Truven, I must be clear, does more than pure clinical evidence. Services like Marketscan or the patient information services support policy, administration and patient welfare. Its client roster begins with the 100 top US hospitals and includes another 8400 healthcare data buyers. Anyone entering the sector would love to get hands on its client list. So has IBM bought this as a prestige, flagship purchase? There is no evidence of that. Watson Health has made three acquisitions already. Phytel and Explorys have been with them for ten months, and the most recent, Merge Healthcare, cost a mere billion dollars. However, this is the first large data play they have made, and one of the key issues here is probably people – one thing that IBM would have been short of in healthcare was sector data scientists, curators and architects. Now it has a whole cadre. And yet, a 100% price hike?

So let’s get back to that Analytics word that has added itself to the Truven name. Truven, I learnt four years ago, stands for a concatenation of “trusted” and “proven”. Neat, eh? Health is Health. And Analytics… stands for a burgeoning ambition to turn analysis into solutions. The use of the word in the company name was, I suspect, a sign post pointing towards a destination. But for IBM it represents an arrival point – where they now are and intend to be. The coming together of Watson and Truven is thus the wheel hitting the road, or the data hitting the fan. It had to be a big price, if it is to carry the weight of problems solved, solutions created, revolutionary productivity gains and quality hurdles surmounted. You could call this the marketing price, securing not so much the value of Truven but the power and importance of what happens next at IBM Watson Health.

Yet I still have two niggling reservations. One concerns healthcare data.
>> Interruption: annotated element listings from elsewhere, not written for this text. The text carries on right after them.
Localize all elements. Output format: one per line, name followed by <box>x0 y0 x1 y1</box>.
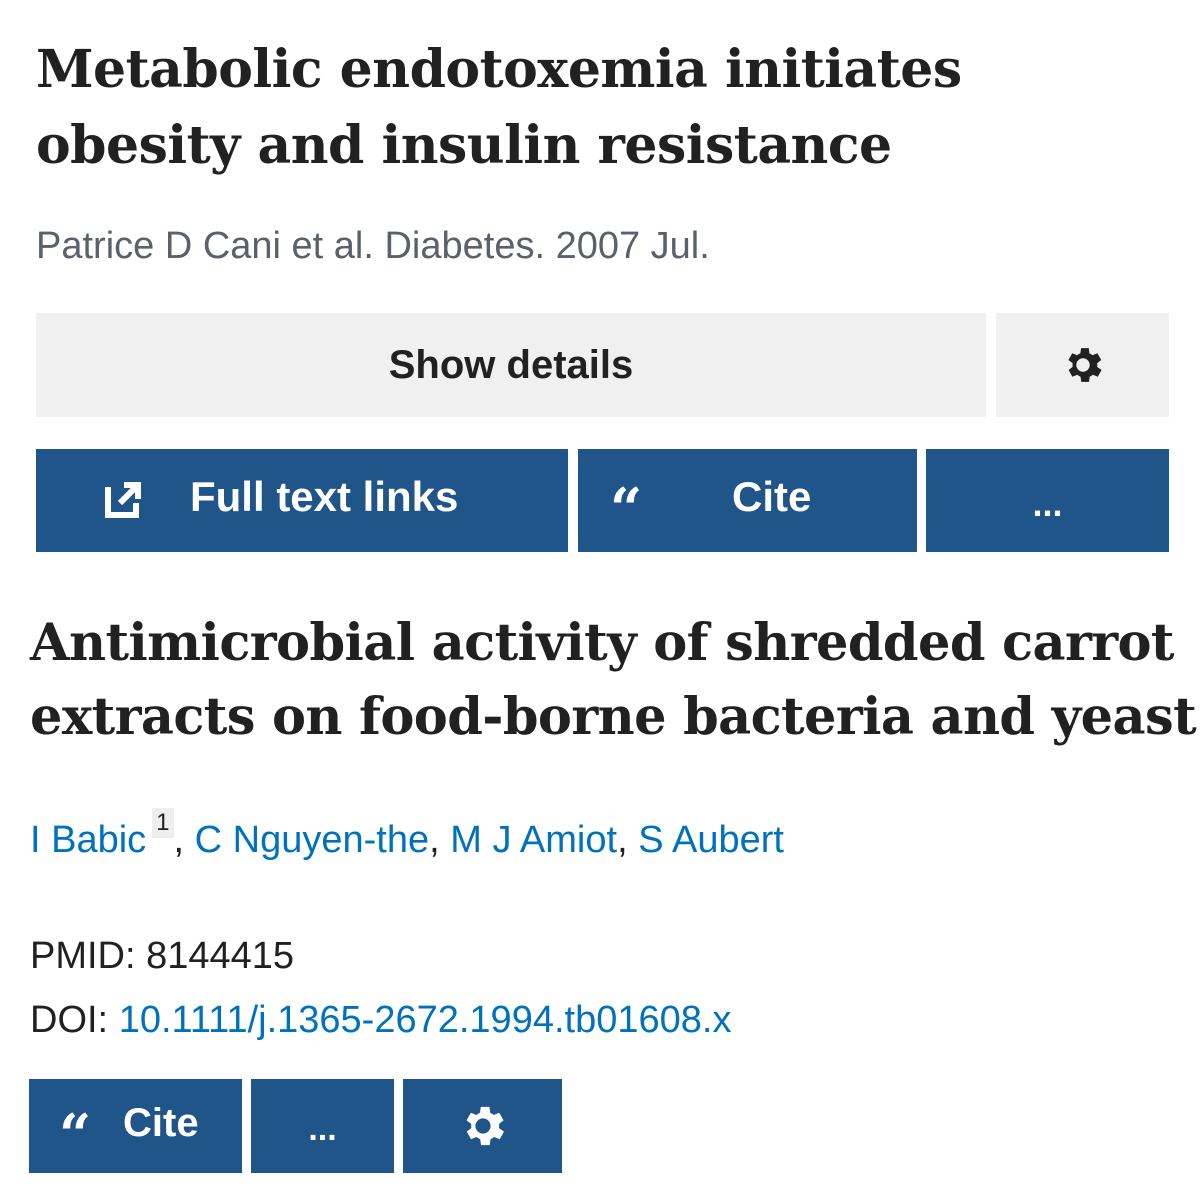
author-link-amiot[interactable]: M J Amiot <box>450 819 617 861</box>
doi-line: DOI: 10.1111/j.1365-2672.1994.tb01608.x <box>30 996 731 1044</box>
author-separator: , <box>617 819 639 861</box>
external-link-icon <box>105 482 141 518</box>
pmid-value: 8144415 <box>146 935 295 977</box>
full-text-links-label: Full text links <box>190 473 459 520</box>
author-separator: , <box>429 819 451 861</box>
first-more-button[interactable]: ... <box>926 449 1169 552</box>
show-details-button[interactable]: Show details <box>36 313 986 417</box>
author-list: I Babic 1, C Nguyen-the, M J Amiot, S Aub… <box>30 808 784 864</box>
quote-icon: “ <box>610 476 643 542</box>
gear-icon <box>466 1106 504 1146</box>
gear-icon <box>1067 348 1102 382</box>
second-settings-button[interactable] <box>403 1079 562 1173</box>
second-more-button[interactable]: ... <box>251 1079 394 1173</box>
second-cite-label: Cite <box>123 1101 199 1145</box>
second-article-title: Antimicrobial activity of shredded carro… <box>30 613 1197 747</box>
doi-label: DOI: <box>30 999 119 1041</box>
first-cite-label: Cite <box>732 473 812 520</box>
full-text-links-button[interactable]: Full text links <box>36 449 568 552</box>
first-article-title: Metabolic endotoxemia initiates obesity … <box>36 39 962 176</box>
first-settings-button[interactable] <box>996 313 1169 417</box>
quote-icon: “ <box>59 1102 92 1168</box>
author-link-nguyen-the[interactable]: C Nguyen-the <box>195 819 429 861</box>
affiliation-marker[interactable]: 1 <box>152 808 174 838</box>
first-article-citation: Patrice D Cani et al. Diabetes. 2007 Jul… <box>36 225 710 267</box>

It’s a sector famous for data profusion. All that stuff so arduously recorded and so expensively stored in administrative systems built to withstand the storms of litigation by insurers and patients. If Truven and Hearst can collect it at source, why couldn’t IBM? If IBM is creating a big data solution, then the highly organised and structured databases of Hearst and Truven are a drop in their ocean. Why not lease the data, already becoming commoditised, rather than owning it? We come back to all those data scientists but by now they are beginning to sound like very expensive staffers.

And my final concern, of course, is for my friends and colleagues at Thomson Reuters. Mercifully the trustees of the Woodbridge Trust, beneficial owners of 53% of that company, are supremely unlikely to read this blog, but surely they will find out at some point that an asset their management disposed of in four years ago has doubled in price in the intervening period. They will then reflect that their managers are currently selling Thomson Reuters Science and IP. In patent information and in science citation indexation, these are two of the most data rich information companies in the market place. As ever, it seems that Thomson Reuters want to sell both units together, always looking at a clean deal with low fees. But what if a private equity player should buy them, split them up and add the word Analytics on the end of each – and then sell them for double the purchase price. Thomson Reuters only has one shareholder who matters but that would not entirely reduce the mutterings about valuations and returns. In fact, someone in the City is probably running some analytics on it right now!